The benchmarks are related to no-bias data classification, i.e., we do not consider the bias of the hyperplane in a classification model. However we include it by means of augmenting w = [w; B] and x = [x; b]. Then, the SVM dual formulations result into
(1) argmin 1/2 a' H a - a' e s.t. 0 <= a <= Ce
(2) argmin 1/2 a' H a - a' e s.t. 0 <= a
for l1-loss and l2-loss, respectively. The classification dataset, namely mushrooms and phishing, were downloaded from the LIBSVM dataset page.

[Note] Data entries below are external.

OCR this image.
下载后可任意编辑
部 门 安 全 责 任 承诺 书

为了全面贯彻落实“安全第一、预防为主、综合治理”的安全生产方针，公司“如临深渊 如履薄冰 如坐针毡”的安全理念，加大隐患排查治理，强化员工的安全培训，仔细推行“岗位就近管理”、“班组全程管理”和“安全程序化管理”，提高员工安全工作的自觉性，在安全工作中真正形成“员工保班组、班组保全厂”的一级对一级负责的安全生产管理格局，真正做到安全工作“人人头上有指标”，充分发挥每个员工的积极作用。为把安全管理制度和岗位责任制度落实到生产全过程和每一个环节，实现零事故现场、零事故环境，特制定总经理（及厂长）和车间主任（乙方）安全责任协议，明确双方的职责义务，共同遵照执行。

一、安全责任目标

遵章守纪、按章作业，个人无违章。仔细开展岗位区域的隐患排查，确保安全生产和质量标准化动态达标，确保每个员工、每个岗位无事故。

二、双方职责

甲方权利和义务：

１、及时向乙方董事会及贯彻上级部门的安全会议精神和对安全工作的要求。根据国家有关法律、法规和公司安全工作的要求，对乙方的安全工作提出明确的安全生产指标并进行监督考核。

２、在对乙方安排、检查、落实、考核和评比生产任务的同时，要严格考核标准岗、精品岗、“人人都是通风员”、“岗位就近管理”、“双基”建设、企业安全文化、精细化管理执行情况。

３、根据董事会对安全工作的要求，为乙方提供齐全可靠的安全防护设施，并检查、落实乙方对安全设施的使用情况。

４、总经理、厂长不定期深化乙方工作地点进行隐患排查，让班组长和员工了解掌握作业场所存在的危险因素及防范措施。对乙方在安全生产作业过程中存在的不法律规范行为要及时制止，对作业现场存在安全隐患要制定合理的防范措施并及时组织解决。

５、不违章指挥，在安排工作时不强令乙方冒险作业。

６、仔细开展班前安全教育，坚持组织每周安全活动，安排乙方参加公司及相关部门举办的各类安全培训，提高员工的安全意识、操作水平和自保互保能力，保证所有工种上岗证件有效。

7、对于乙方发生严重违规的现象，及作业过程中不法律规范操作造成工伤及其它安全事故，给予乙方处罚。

Dataset | Samples+ | Samples- | Features |
---|---|---|---|
Mushrooms | 2830 | 2613 | 112 |
Phishing | 4073 | 3333 | 68 |
Displacement of a string with fixed ends subject to the lower bound. Solved as finite differences discretization of
-u''(x) = -15, x in [0,1]
u(0) = u(1) = 0
s.t. u(x) > sin(4*pi*x -pi/6)/2 -2
Displacement of a string with fixed ends subject to the lower bound on the first half of the domain. Solved as finite differences discretization of
-u''(x) = -15, x in [0,1]
u(0) = u(1) = 0
s.t. u(x) > sin(4*pi*x -pi/6)/2 -2, x in [0,1/2]
Pressure distribution in a journal bearing from MINPACK-2 (epsilon = 0.1, b = 10). See http://ftp.mcs.anl.gov/pub/tech_reports/reports/P153.pdf, section 4.2, page 33.
The problem has only a lower bound. The provided upper bound is set to constant vector = 1000 and can be ignored.